Sunday, October 10, 2010

Rough roads ahead

RoughRoads

As you enter Saskatchewan on 51 highway west of Kerrobert you go by the backside of one of those “Welcome to Alberta” billboards.  The only reason I noticed this one today is because some wag has scrawled “rough roads ahead” on the back of it so that you see the message as you enter Saskatchewan.

I should be offended by the stupid act of vandalism but today I wasn’t.  Partly because it’s the Alberta taxpayers who will ultimately have to pay to have the graffiti cleaned up but mostly because the message is unfortunately and uncomfortably true.  For too many years successive Saskatchewan (socialist) governments have ignored the province’s infrastructure in order to spend money on feel-good social programs.  Now the chickens are coming home to roost. 

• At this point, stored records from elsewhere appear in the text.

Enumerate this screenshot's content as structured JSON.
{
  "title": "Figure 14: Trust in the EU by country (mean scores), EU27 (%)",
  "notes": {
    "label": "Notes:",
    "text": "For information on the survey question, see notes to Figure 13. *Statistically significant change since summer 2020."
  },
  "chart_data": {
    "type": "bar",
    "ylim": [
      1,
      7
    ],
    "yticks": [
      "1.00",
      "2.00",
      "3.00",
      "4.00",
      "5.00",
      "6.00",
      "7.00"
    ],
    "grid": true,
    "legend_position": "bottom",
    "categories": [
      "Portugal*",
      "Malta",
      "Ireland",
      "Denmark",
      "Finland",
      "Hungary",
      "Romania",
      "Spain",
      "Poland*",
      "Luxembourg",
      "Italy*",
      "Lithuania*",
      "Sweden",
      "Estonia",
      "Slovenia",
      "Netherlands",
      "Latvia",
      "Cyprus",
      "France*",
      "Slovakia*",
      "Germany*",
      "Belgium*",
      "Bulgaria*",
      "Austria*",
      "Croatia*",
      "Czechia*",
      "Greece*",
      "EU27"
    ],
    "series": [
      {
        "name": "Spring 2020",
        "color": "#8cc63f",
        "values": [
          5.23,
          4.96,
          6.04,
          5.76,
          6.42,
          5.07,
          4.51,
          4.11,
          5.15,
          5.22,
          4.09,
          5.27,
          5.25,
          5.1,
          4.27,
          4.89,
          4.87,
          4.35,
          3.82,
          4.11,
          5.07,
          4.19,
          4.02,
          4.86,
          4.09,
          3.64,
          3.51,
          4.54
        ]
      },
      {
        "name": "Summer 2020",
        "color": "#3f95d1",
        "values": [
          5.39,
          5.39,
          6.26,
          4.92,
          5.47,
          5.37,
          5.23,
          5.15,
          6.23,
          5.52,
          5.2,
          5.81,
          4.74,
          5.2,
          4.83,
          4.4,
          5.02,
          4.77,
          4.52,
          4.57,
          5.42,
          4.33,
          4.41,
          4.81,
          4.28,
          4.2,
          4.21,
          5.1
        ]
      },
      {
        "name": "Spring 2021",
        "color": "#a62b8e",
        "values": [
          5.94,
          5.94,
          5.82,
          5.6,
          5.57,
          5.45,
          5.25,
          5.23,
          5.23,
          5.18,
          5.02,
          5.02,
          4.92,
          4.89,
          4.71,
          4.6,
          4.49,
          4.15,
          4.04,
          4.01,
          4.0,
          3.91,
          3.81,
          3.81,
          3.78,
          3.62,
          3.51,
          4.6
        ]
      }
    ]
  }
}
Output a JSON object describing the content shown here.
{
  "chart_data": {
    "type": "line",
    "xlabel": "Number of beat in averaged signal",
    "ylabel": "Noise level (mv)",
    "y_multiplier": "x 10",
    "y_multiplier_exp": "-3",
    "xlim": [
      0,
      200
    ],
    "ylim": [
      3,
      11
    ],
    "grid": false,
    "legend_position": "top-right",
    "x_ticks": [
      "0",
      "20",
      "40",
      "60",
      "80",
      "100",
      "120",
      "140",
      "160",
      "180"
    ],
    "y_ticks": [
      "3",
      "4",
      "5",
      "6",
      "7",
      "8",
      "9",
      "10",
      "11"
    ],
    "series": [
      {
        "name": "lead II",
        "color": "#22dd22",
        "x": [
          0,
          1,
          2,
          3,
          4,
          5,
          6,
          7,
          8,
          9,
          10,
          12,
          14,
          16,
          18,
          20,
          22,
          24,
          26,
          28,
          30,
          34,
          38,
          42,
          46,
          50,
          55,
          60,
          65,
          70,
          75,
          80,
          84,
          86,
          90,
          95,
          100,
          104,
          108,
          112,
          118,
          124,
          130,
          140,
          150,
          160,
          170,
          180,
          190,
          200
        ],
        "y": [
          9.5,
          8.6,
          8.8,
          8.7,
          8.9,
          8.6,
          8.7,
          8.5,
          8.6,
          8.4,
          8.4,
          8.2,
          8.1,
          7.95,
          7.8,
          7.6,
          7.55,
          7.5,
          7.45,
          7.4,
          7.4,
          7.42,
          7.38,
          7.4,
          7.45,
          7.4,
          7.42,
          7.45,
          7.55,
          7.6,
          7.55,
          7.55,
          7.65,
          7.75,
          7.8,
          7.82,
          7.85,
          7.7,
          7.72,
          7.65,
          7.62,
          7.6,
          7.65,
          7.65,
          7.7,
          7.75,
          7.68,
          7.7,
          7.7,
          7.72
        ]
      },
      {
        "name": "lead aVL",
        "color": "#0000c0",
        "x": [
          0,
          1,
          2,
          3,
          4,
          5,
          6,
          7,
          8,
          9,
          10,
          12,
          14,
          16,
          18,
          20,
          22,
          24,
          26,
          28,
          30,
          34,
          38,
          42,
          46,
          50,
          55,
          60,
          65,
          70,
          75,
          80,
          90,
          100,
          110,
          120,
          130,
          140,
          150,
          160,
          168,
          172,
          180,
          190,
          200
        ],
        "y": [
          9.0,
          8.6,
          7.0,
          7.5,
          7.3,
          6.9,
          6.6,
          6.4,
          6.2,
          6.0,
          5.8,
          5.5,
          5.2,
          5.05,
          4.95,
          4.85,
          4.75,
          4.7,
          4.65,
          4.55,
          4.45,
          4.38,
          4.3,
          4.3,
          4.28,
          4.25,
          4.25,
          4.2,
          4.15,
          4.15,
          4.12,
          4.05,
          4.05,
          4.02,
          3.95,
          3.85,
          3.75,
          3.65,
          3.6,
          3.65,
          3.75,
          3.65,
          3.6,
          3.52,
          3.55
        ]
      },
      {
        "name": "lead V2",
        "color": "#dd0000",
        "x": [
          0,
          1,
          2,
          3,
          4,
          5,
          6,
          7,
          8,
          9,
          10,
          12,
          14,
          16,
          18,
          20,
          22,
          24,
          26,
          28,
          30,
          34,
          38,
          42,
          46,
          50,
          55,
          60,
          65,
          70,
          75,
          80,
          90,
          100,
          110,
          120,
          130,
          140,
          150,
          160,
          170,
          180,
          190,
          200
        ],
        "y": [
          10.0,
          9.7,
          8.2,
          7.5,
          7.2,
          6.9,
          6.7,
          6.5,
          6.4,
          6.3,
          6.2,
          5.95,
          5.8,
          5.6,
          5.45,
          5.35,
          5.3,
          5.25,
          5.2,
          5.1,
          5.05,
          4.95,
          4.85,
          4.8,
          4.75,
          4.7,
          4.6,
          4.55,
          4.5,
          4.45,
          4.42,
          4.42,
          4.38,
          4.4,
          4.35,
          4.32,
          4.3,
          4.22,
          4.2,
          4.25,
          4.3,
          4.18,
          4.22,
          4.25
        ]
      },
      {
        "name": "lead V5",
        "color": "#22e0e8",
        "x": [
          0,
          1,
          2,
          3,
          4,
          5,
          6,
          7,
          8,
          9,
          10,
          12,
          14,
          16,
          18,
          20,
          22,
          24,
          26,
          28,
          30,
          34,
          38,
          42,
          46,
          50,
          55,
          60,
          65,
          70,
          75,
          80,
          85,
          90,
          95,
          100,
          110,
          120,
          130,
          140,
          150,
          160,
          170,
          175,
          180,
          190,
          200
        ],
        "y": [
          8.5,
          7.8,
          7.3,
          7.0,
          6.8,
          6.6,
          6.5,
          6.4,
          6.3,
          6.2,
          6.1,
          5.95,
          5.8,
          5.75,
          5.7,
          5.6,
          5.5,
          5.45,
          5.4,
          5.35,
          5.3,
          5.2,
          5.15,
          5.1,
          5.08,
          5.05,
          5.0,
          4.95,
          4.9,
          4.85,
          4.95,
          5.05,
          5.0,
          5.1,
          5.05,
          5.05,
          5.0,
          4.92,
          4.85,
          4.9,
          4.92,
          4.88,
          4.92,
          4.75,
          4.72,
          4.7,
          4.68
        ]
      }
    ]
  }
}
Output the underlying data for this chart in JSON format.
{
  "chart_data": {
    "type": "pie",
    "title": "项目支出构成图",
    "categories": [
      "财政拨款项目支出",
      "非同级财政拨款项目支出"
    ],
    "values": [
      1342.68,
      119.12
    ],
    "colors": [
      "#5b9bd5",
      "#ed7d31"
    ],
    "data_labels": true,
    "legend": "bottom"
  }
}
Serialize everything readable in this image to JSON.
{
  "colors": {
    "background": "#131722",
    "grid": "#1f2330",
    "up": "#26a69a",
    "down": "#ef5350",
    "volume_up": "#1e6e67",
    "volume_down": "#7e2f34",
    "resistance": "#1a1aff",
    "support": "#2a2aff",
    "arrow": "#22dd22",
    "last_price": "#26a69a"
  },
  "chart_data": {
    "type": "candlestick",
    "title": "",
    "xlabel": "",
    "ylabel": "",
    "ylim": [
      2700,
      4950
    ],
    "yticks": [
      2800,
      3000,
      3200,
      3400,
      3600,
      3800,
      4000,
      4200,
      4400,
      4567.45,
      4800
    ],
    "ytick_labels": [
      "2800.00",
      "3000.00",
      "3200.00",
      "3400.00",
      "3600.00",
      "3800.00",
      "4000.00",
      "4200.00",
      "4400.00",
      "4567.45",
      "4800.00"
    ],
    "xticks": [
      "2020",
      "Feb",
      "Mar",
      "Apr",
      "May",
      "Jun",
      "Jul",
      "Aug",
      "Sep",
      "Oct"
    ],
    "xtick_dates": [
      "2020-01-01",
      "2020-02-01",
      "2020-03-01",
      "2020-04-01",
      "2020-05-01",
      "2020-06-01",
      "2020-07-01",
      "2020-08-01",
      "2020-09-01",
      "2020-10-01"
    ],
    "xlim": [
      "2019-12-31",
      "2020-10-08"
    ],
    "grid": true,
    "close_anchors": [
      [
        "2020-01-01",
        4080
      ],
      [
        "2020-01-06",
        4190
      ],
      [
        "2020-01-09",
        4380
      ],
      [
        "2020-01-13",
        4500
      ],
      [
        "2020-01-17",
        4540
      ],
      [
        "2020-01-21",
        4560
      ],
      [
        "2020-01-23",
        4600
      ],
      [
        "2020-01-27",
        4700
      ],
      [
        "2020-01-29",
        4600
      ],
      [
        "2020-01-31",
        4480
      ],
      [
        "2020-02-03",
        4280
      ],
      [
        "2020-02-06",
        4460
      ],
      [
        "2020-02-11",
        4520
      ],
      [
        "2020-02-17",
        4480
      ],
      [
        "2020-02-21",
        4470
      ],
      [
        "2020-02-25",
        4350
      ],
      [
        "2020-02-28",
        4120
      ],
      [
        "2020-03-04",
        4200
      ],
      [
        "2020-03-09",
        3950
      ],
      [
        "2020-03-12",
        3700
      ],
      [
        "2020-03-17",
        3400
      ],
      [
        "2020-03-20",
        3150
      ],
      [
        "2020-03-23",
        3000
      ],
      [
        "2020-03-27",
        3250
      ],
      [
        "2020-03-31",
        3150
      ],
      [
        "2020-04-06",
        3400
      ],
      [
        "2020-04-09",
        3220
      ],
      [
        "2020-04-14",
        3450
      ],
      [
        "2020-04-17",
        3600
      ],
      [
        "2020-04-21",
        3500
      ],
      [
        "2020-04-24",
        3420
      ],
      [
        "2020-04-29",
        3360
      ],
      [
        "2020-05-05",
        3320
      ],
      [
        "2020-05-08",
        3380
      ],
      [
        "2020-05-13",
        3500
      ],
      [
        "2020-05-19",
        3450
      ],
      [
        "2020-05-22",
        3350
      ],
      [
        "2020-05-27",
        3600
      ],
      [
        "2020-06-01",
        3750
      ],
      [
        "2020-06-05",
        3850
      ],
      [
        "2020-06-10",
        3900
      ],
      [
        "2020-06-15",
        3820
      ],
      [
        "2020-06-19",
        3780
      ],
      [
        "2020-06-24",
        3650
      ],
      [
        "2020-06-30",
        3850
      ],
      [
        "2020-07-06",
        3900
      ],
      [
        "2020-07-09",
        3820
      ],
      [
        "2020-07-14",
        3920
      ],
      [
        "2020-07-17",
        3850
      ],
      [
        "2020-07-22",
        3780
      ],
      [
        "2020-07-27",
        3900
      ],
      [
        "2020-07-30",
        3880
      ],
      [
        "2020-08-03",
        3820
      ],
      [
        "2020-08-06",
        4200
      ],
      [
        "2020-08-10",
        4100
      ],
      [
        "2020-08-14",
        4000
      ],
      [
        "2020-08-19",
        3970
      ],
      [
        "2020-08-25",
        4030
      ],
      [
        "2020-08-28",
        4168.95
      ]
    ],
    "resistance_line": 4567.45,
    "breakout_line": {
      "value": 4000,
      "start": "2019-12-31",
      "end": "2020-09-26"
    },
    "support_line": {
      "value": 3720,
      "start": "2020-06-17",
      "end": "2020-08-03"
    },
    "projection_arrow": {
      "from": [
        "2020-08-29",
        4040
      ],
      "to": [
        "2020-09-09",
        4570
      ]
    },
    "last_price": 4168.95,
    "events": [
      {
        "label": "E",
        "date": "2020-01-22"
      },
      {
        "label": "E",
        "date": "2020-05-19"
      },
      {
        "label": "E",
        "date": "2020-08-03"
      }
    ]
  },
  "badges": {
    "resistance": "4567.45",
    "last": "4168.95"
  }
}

The Wall government has been pouring money back into the highway system but it takes a long time to turn that boat around.  Nobody likes to run into construction delays when they travel and for years in Saskatchewan you never did.  Fortunately it’s now much more common to be stopped for construction and in the long run that’s a good thing.

Today we left Lacombe sometime after noon and headed east.  The nitwit at the Petrocan in Lacombe was all alone so he couldn’t pump any propane for us but I found a station in Consort that had more than one employee on duty so we were able to get filled up with Alberta diesel fuel and propane.  Tonight we’re on the street in Kerrobert and tomorrow night we’ll likely be back in Buchanan.

There’s still a surprising amount of crop out, more so on the Alberta side of the border but even here there’s still the occasional field standing.  There were a lot of combines going today and you could see freshly harvested fields in every direction. 

As we were breaking camp in Lacombe I was thinking about how many Thanksgiving weekends I have spent keeping a skeleton crew going so that most of my staff could have the weekend off.  By this time of year we weren’t usually very busy but even in a year where the good guys were all cleaned up there would always be some fool who had to be last and had to go all Thanksgiving weekend.   There are some aspects of the business that I occasionally miss but being a slave to somebody else’s schedule isn’t one of them.  Particularly I don’t miss serving people who couldn’t get their work done on time and then tried to make their crisis my emergency.